The name Loren hadn’t heard in four years. Not since his father last drawled it.
‘You knew,’ Loren said. ‘This entire time.’
‘Of course I knew,’ Julia hissed, pinching the bridge of her nose. ‘I grew up in trade. You thought I wouldn’t have met your father? I wouldn’t recognise your mother in you? That I’d pluck any random temple boy off the street? I want to solidify my family line, not destroy it.’

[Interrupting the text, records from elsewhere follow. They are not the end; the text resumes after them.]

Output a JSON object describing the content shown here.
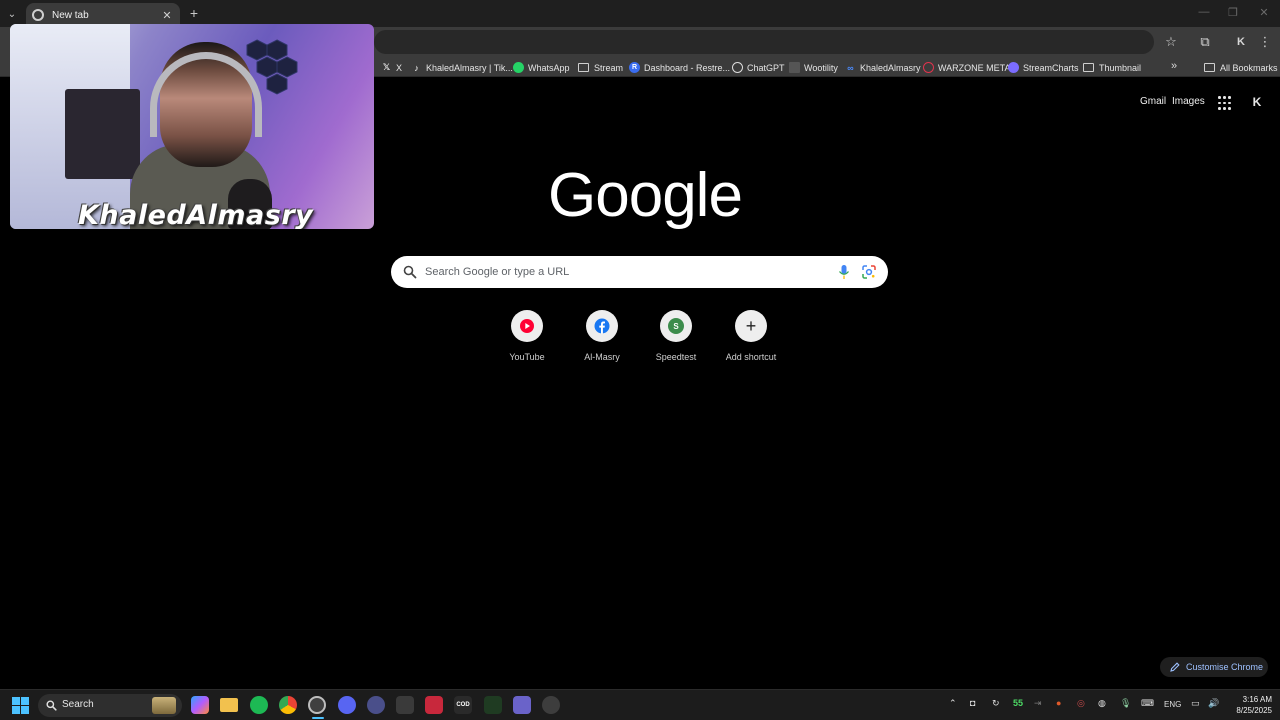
{
  "browser": {
    "tab_title": "New tab",
    "tab_close": "✕",
    "new_tab": "+",
    "tab_menu": "⌄",
    "window_controls": {
      "minimize": "—",
      "restore": "❐",
      "close": "✕"
    },
    "toolbar_icons": {
      "bookmark_star": "☆",
      "extensions": "⧉",
      "profile": "K",
      "menu": "⋮"
    }
  },
  "bookmarks": {
    "items": [
      {
        "label": "X",
        "icon": "x-logo"
      },
      {
        "label": "KhaledAlmasry | Tik...",
        "icon": "tiktok-logo"
      },
      {
        "label": "WhatsApp",
        "icon": "whatsapp-logo",
        "color": "#25d366"
      },
      {
        "label": "Stream",
        "icon": "folder"
      },
      {
        "label": "Dashboard - Restre...",
        "icon": "restream-logo",
        "color": "#3a6df0"
      },
      {
        "label": "ChatGPT",
        "icon": "chatgpt-logo"
      },
      {
        "label": "Wootility",
        "icon": "wooting-logo"
      },
      {
        "label": "KhaledAlmasry",
        "icon": "meta-logo",
        "color": "#4a8cff"
      },
      {
        "label": "WARZONE META",
        "icon": "warzone-logo",
        "color": "#e0334d"
      },
      {
        "label": "StreamCharts",
        "icon": "streamcharts-logo",
        "color": "#7b6cff"
      },
      {
        "label": "Thumbnail",
        "icon": "folder"
      }
    ],
    "more": "»",
    "all_bookmarks": "All Bookmarks"
  },
  "overlay": {
    "streamer_name": "KhaledAlmasry"
  },
  "ntp": {
    "gmail": "Gmail",
    "images": "Images",
    "logo_text": "Google",
    "search_placeholder": "Search Google or type a URL",
    "shortcuts": [
      {
        "label": "YouTube",
        "icon": "youtube-icon",
        "color": "#ff0033"
      },
      {
        "label": "Al-Masry",
        "icon": "facebook-icon",
        "color": "#1877f2"
      },
      {
        "label": "Speedtest",
        "icon": "speedtest-icon",
        "color": "#3c8c4c",
        "letter": "S"
      },
      {
        "label": "Add shortcut",
        "icon": "plus-icon",
        "letter": "+"
      }
    ],
    "customise": "Customise Chrome"
  },
  "taskbar": {
    "search_label": "Search",
    "apps": [
      {
        "name": "copilot",
        "color": "#6a5cff"
      },
      {
        "name": "file-explorer",
        "color": "#f2c14e"
      },
      {
        "name": "spotify",
        "color": "#1db954"
      },
      {
        "name": "chrome",
        "color": "#e8453c"
      },
      {
        "name": "chrome-active",
        "color": "#444444"
      },
      {
        "name": "discord",
        "color": "#5865f2",
        "badge": "9+"
      },
      {
        "name": "app-1",
        "color": "#4a4f8a"
      },
      {
        "name": "app-2",
        "color": "#3a3a3a"
      },
      {
        "name": "valorant",
        "color": "#c8283c"
      },
      {
        "name": "call-of-duty",
        "color": "#2a2a2a",
        "letter": "COD"
      },
      {
        "name": "razer",
        "color": "#1f3b22"
      },
      {
        "name": "game-controller",
        "color": "#6a63c9"
      },
      {
        "name": "settings",
        "color": "#3d3d3d"
      }
    ],
    "tray": {
      "fps_value": "55",
      "language": "ENG"
    },
    "time": "3:16 AM",
    "date": "8/25/2025"
  }
}
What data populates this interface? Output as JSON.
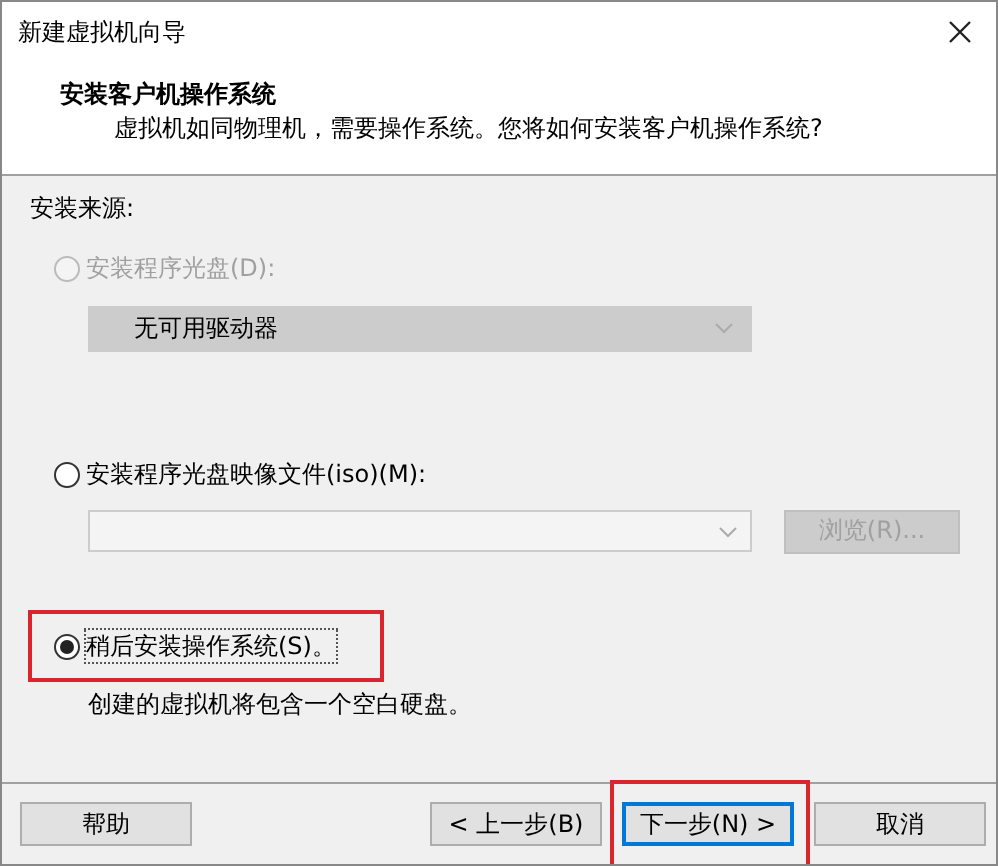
{
  "window": {
    "title": "新建虚拟机向导"
  },
  "header": {
    "title": "安装客户机操作系统",
    "subtitle": "虚拟机如同物理机，需要操作系统。您将如何安装客户机操作系统?"
  },
  "section_label": "安装来源:",
  "options": [
    {
      "kind": "disc",
      "label": "安装程序光盘(D):",
      "selected": false,
      "disabled": true,
      "highlighted": false,
      "dropdown": {
        "value": "无可用驱动器",
        "disabled": true
      }
    },
    {
      "kind": "iso",
      "label": "安装程序光盘映像文件(iso)(M):",
      "selected": false,
      "disabled": false,
      "highlighted": false,
      "browse": {
        "label": "浏览(R)...",
        "disabled": true
      }
    },
    {
      "kind": "later",
      "label": "稍后安装操作系统(S)。",
      "selected": true,
      "disabled": false,
      "highlighted": true,
      "note": "创建的虚拟机将包含一个空白硬盘。"
    }
  ],
  "buttons": [
    {
      "label": "帮助",
      "focused": false,
      "highlighted": false
    },
    {
      "label": "< 上一步(B)",
      "focused": false,
      "highlighted": false
    },
    {
      "label": "下一步(N) >",
      "focused": true,
      "highlighted": true
    },
    {
      "label": "取消",
      "focused": false,
      "highlighted": false
    }
  ]
}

If Loren’s carefully constructed false identity hadn’t just been wrenched apart at the seams, he might have laughed. How could he have missed it? The wine jug in her study, how she hadn’t questioned his lacking backstory – of course she knew.
She had never wanted him. Just his name.
Loren stood, nearly overturning his chair. The cord around his neck hung heavy.
‘I’m not your doll,’ he bit through clenched teeth, ‘to manipulate. Find someone else, Julia.’
He stormed out. Behind, Felix’s footsteps were close on his heels, but whatever he had to say, Loren couldn’t stomach it. He burst into the Forum, where the party still thrived, infectious, careless joy. A jolt shot through his veins. Sitting in the study, surrounded by maps and money, it had been so easy to forget that this was Pompeii’s beating heart.
This was his home. He’d struggled here, cried here, true, but Pompeii had been the first to offer him any chance at existing on his own terms, outside his father’s villa. Pompeii gave him hope.
Ghost-Felix’s words rang back:You did this to yourself.
Aurelia’s next:You can’t stop the fire.
His uselessness tore him apart.
Loren loved this city the way Icarus loved the sun. Bold. Bright. Willing to burn for it.
‘You’re all in danger,’ he breathed.
Felix crept up quietly. Gentle fingers curled around Loren’s wrist, a rare touch that emboldened him to act.
‘Damn it all.’ Loren pulled away and strode forward.
Government buildings and temples surrounded the Forum on all sides, stuffy halls of law and order, but the point of the place was to open the floor to the common man. Any free citizen could speak, and even if Loren had objections to who that list excluded, by the gods, he’d use this platform for all it was worth.
Because Julia wouldn’t do anything about Servius.
Because Loren could do something.
He hitched the hem of his toga and clambered onto the nearest stone block.
‘Stop, everyone, stop!’ he shouted. ‘You must listen!’
A group nearby shot Loren dirty looks, but the crowd danced on. It was too loud. Thinking fast, he pulled off one sandal.Apollo help him. He threw it.
He’d aimed between the flautist and the drummer, only to get their attention, but his shot was off, and the shoe smacked the kitharist square in the face. The boy stumbled back, music grinding to a halt. The dancing slowed. Heads turned. Sudden, stunned silence.
Loren stared, hand over his mouth. But he’d got what he wanted. He pulled his palm away, and said, loud and shaky, ‘You’ll all die if you don’t leave the city. Now.’
A thousand pairs of eyes fell on him. Well, if his political career hadn’t already withered, it had surely crumpled now. He pressed on.
‘It sounds absurd.’ A few people in the crowd shifted, shot each other apprehensive glances. Encouraged by the possible stirring of belief, Loren raised his voice to carry across the square, despite his panic. ‘But a horrible catastrophe is about to fall upon the city. The quakes are no coincidence. They’re a warning. Days, weeks, I don’t know when. You must leave. Immediately.’
‘What evidence?’ a man shouted back.
Loren paled. What evidence indeed. His parents had urged him from childhood, ever since he first dreamed of a woman from town drowning, only for her bloated body to wash up days later, to keep his visions secret. They were an embarrassment, a defect, a sure sign he was mad or cursed or both. His father once said,There is no tolerance for madness, boy. Not here, not out there.
Across the Forum, Loren locked eyes with Julia, haloed against the open door of the lantern-lit study. She was all marble and glowing gold, cold and furious as a distant star. Strange, friendless Julia. In the end, he supposed they weren’t so different.
Two people dripping with privilege, but neither had power when it mattered.